Robert J Indartyo membenarkan pernyataan Tom Lembong tersebut.
Lebih lanjut, Tom Lembong menekankan bahwa petani dengan sukarela menjual tebu mereka di harga yang lebih tinggi dari HPP, tanpa adanya paksaan. Hal ini, menurutnya, membuktikan bahwa kebijakan impor gula yang ia lakukan tidak merugikan petani.
"Berati petani sudah puas dengan asas willing buyer, willing seller. Mereka dengan sukarela, tidak dipaksa melepas gula, tebu mereka di harga yang di atas harga yang dipatok, betul?" tanya Tom Lembong.
"Iya," jawab Robert.
Tom Lembong menegaskan bahwa pertanyaan-pertanyaan tersebut diajukannya karena ia didakwa melanggar Undang-Undang Perlindungan Petani. Ia berpendapat, jika petani tidak merasa dirugikan dan justru mendapatkan keuntungan, maka dakwaan tersebut tidaklah relevan.
"Kenapa ini relevan? karena saya dituduh melanggar UU Perlindungan Petani. Berarti kalau petani dengan sukarela, tanpa keluhan melepas tebu mereka ke pasar dengan harga di atas berarti kan tidak merugikan petani?" tanya Tom.
"Iya," jawab Robert.
Dakwaan Jaksa dan Ancaman Hukuman
Sebelumnya, Jaksa Penuntut Umum (JPU) mendakwa Tom Lembong terlibat dalam kasus dugaan korupsi impor gula yang merugikan negara sebesar Rp 578 miliar. JPU menuduh Tom Lembong menyetujui impor gula tanpa melalui mekanisme rapat koordinasi dengan lembaga terkait.

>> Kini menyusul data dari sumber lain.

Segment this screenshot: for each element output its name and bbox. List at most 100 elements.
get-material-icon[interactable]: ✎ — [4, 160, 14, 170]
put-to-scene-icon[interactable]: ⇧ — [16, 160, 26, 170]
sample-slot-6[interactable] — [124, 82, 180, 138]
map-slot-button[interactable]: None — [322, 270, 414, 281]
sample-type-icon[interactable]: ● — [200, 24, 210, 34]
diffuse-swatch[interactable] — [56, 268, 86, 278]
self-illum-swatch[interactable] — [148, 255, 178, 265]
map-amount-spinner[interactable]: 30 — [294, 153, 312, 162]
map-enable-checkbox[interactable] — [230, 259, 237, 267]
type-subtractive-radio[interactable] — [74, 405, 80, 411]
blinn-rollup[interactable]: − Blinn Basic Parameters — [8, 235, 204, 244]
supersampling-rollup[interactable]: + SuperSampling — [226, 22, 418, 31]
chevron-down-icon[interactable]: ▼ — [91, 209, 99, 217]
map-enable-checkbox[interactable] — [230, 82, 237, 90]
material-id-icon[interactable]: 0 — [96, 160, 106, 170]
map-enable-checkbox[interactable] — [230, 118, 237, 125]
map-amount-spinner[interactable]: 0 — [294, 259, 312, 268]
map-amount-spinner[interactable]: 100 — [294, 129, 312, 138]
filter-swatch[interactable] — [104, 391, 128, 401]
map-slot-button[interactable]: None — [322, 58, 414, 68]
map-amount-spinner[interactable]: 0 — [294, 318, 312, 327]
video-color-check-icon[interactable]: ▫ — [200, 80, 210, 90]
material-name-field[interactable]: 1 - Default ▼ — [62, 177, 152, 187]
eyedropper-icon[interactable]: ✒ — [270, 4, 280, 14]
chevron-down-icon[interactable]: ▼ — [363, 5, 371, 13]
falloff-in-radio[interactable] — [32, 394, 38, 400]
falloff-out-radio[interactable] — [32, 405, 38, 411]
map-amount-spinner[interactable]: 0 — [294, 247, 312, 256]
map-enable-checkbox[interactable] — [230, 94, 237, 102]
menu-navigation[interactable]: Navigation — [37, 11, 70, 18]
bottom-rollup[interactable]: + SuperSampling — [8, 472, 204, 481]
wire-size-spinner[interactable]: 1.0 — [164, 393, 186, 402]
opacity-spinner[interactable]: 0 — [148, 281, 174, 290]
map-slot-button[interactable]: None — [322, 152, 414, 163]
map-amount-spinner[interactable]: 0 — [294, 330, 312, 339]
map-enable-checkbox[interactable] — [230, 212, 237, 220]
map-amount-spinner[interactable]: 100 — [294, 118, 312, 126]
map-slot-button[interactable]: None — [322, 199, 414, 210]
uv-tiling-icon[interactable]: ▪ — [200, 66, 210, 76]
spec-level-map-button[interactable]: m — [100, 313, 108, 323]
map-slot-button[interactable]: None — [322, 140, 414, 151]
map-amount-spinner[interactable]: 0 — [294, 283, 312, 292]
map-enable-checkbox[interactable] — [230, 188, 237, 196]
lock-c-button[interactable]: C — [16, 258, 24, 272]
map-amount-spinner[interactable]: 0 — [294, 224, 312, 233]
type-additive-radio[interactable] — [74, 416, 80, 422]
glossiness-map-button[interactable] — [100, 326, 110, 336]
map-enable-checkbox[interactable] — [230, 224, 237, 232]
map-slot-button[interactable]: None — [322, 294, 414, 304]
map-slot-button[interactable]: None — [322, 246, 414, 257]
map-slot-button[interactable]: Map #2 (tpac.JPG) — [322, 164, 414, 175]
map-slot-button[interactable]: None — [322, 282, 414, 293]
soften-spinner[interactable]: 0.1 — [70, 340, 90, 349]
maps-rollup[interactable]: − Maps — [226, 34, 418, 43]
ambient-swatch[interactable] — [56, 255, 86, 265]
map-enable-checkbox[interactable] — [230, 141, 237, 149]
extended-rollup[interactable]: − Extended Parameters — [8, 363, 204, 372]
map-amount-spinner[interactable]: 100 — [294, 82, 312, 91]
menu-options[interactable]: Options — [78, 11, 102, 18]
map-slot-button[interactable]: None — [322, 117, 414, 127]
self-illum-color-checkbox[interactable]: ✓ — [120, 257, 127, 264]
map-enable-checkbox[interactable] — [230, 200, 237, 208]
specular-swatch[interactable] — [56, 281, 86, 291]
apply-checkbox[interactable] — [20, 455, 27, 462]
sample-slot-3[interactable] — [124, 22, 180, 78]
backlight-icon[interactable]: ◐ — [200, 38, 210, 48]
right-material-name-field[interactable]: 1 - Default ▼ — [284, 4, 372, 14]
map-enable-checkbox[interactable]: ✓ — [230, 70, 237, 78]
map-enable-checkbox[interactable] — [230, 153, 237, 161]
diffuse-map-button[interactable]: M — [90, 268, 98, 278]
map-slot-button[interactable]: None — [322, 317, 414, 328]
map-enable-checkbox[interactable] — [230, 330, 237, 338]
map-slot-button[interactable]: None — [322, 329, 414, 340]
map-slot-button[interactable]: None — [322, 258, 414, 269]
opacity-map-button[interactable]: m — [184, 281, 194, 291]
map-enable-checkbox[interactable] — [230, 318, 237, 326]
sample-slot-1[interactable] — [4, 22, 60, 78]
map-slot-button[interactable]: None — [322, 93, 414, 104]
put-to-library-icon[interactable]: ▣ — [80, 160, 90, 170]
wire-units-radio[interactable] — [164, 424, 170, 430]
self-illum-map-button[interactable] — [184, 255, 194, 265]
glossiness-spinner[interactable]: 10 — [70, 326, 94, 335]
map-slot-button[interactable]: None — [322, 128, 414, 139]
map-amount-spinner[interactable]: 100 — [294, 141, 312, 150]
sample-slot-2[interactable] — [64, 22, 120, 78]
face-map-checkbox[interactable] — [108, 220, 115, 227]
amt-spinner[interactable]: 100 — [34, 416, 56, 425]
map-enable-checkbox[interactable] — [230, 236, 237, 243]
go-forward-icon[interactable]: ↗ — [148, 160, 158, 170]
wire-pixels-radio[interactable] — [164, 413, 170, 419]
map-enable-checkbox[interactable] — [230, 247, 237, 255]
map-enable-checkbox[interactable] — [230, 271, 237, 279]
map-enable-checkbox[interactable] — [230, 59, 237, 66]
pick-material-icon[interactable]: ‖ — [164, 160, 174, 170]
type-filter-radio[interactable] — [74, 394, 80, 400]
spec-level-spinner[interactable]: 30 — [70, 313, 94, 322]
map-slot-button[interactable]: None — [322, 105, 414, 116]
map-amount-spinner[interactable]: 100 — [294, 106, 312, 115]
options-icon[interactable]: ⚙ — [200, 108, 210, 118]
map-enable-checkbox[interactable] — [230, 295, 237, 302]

Atas perbuatannya tersebut, Tom Lembong didakwa melanggar Pasal 2 ayat (1) atau Pasal 3 juncto Pasal 18 Undang-Undang Nomor 31 Tahun 1999 tentang Pemberantasan Tindak Pidana Korupsi sebagaimana telah diubah dengan Undang-Undang Nomor 20 Tahun 2001 tentang Perubahan atas Undang-Undang Nomor 31 Tahun 1999 tentang Pemberantasan Tindak Pidana Korupsi juncto Pasal 55 ayat (1) ke-1 KUHP. Pasal ini mengatur tentang perbuatan melawan hukum yang dapat merugikan keuangan negara, dengan ancaman hukuman pidana penjara dan denda.
Sidang kasus ini masih akan terus berlanjut dengan agenda pemeriksaan saksi-saksi lainnya dan pembuktian dari pihak jaksa penuntut umum.